Nel 2007 i tre amici sono ormai trentenni, si incontrano e devono constatare che hanno davvero una valanga di materiale, tutto interamente registrato su cassette a nastro. Ciò che ne viene fuori è un concetto astratto e distorto di quello che siamo soliti chiamare lo-fi. Questa impronta vintage è in netto contrasto con l’artificialità che suggerisce l’etichetta avant garde, la naturalezza e la storia che si celano dietro al disco cozzano con l’artificialità alla quale rimandano la teoria sperimentale di John Cage e la musica concreta che la maggior parte della critica accosta al lavoro dei Nonkeen.
L’astrazione alla quale si tende viene raggiunta tramite ciò che di più fisico potremmo mai immaginare (il nastro), giungendo ad una contraddizione alquanto intrigante.

La cifra experimental è notevole e ben visibile, sia chiaro, ma la lezione è molto più immediata di quanto si possa immaginare. Basti pensare ai brani con i quali il disco, che nel complesso presenta variazioni timbriche quasi assenti, tocca vette cromatiche che si distinguono non tanto per la luminosità (toni cupi, densi, ronzanti) quanto per il loro livello di saturazione.
‘Animal Farm’ e ‘Chasing God Through Palmyra’ sono canzoni gemelle, entrambe figlie di uno studio ritmico primordiale: la prima più dub, o se volete più lenta, la seconda più veloce e incalzante.
‘The Invention Mother’ è il perfetto concentrato multisensoriale di apertura, increspato in chiusura dalle onde del vento che anticipano ‘saddest continent oh earth’, uno struggente loop che si regge su una progressione costantemente grigia.
L’aspetto principale della ricerca sonora dei Nonkeen sta proprio nel voler giungere alla totale sublimazione del timbro, ottenendo così un flusso costante che è il parametro fondamentale di “The Gamble“.
Esso si arresta d’innanzi alla conseguente stasi di capstan, per poi tornare vibrante e destabilizzato fino ad assumere addirittura lo stato dell’etere (re:turn!).

La scelta del ritorno all’analogico da un gusto decisamente retro, ed è proprio lì che il disco vibra e si scrolla via di dosso tutta l’algidità moderna.
È nel procedimento di restauro (e non di ristrutturazione) del materiale che viene vinta la partita, a partire dalla raccolta diretta dal registratore a nastro. Questo vasto campionario vintage comprende suoni di ogni tipo, che si innestano su incessanti beat come in ‘Animal Farm’ oppure si trasformano in rumore bianco come in ‘Saddest Continent On Earth’, tutti adeguatamente levigati e fusi nella loro forma.
Registravano di tutto, persino il brusio dei compagni a scuola e le voci delle maestre.

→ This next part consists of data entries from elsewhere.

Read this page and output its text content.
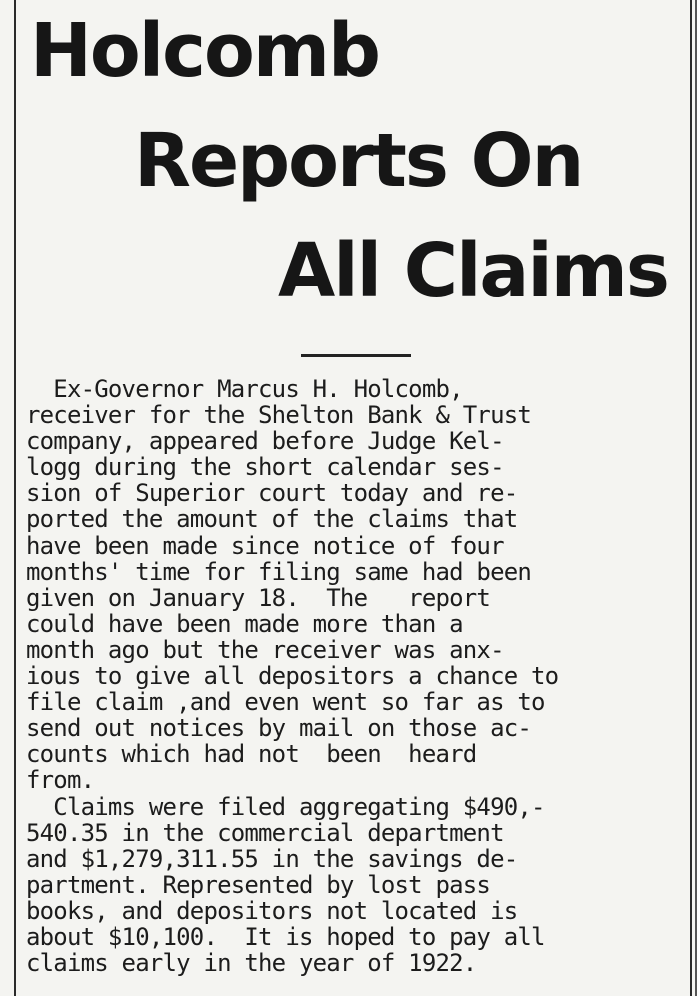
Holcomb
Reports On
All Claims
Ex-Governor Marcus H. Holcomb,
receiver for the Shelton Bank & Trust
company, appeared before Judge Kel-
logg during the short calendar ses-
sion of Superior court today and re-
ported the amount of the claims that
have been made since notice of four
months' time for filing same had been
given on January 18.  The   report
could have been made more than a
month ago but the receiver was anx-
ious to give all depositors a chance to
file claim ,and even went so far as to
send out notices by mail on those ac-
counts which had not  been  heard
from.
Claims were filed aggregating $490,-
540.35 in the commercial department
and $1,279,311.55 in the savings de-
partment. Represented by lost pass
books, and depositors not located is
about $10,100.  It is hoped to pay all
claims early in the year of 1922.
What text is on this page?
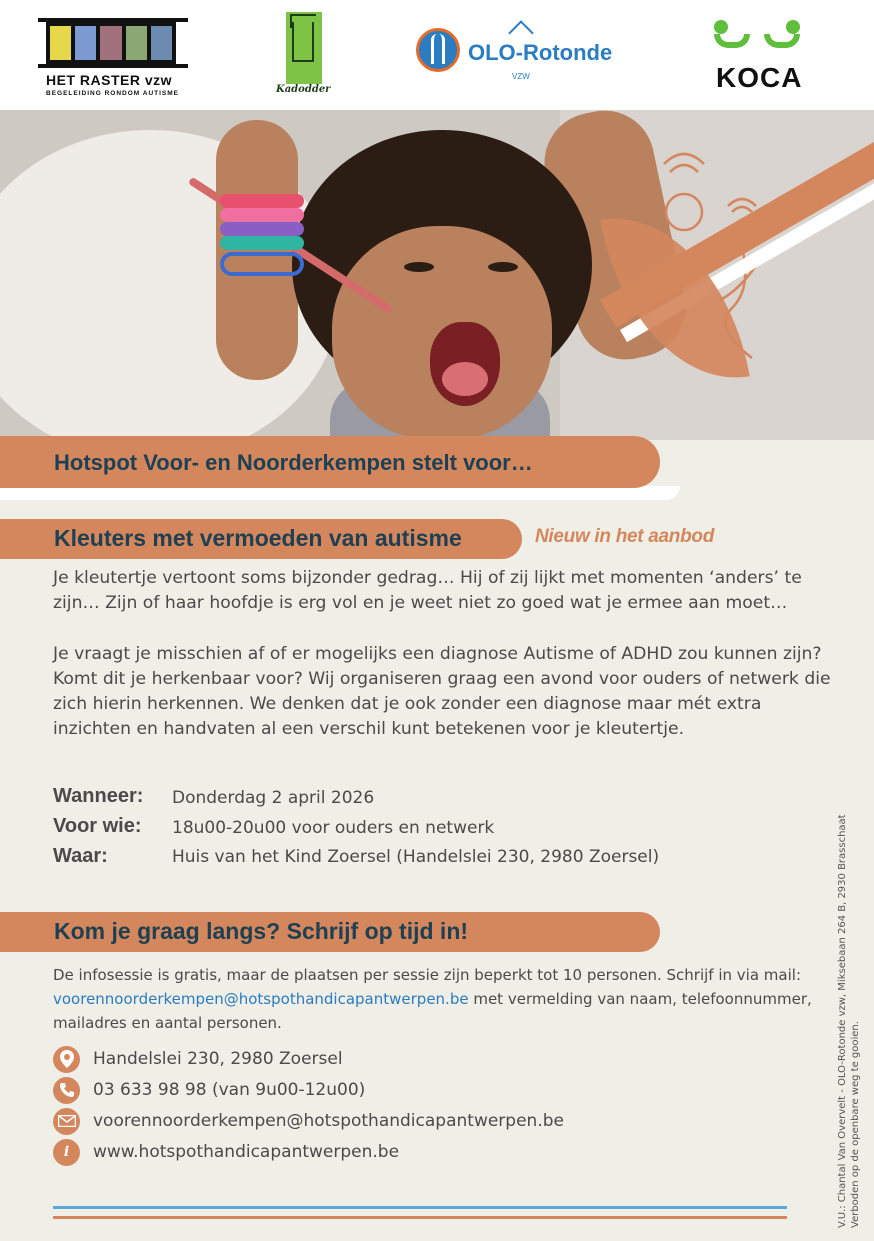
HET RASTER vzw
BEGELEIDING RONDOM AUTISME	Kadodder
OLO-Rotonde
VZW	KOCA
Hotspot Voor- en Noorderkempen stelt voor…
Kleuters met vermoeden van autisme	Nieuw in het aanbod
Je kleutertje vertoont soms bijzonder gedrag… Hij of zij lijkt met momenten ‘anders’ te zijn… Zijn of haar hoofdje is erg vol en je weet niet zo goed wat je ermee aan moet…
Je vraagt je misschien af of er mogelijks een diagnose Autisme of ADHD zou kunnen zijn? Komt dit je herkenbaar voor? Wij organiseren graag een avond voor ouders of netwerk die zich hierin herkennen. We denken dat je ook zonder een diagnose maar mét extra inzichten en handvaten al een verschil kunt betekenen voor je kleutertje.
Wanneer: Donderdag 2 april 2026
Voor wie: 18u00-20u00 voor ouders en netwerk
Waar:	Huis van het Kind Zoersel (Handelslei 230, 2980 Zoersel)
Kom je graag langs? Schrijf op tijd in!
De infosessie is gratis, maar de plaatsen per sessie zijn beperkt tot 10 personen. Schrijf in via mail: voorennoorderkempen@hotspothandicapantwerpen.be met vermelding van naam, telefoonnummer, mailadres en aantal personen.
Handelslei 230, 2980 Zoersel
03 633 98 98 (van 9u00-12u00)
voorennoorderkempen@hotspothandicapantwerpen.be
i	www.hotspothandicapantwerpen.be	V.U.: Chantal Van Overvelt - OLO-Rotonde vzw, Miksebaan 264 B, 2930 Brasschaat Verboden op de openbare weg te gooien.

Hanno continuato per anni, affrontato percorsi di crescita individuale ed ora sono giunti ad un disco che non avevano neanche intenzione di fare, con sessioni sparse in più di vent’anni.
Questo rende “The Gamble” un fossile affascinante riportato alla luce da tre signori che, oltre ad essere grandi musicisti, sono grandi amici da sempre.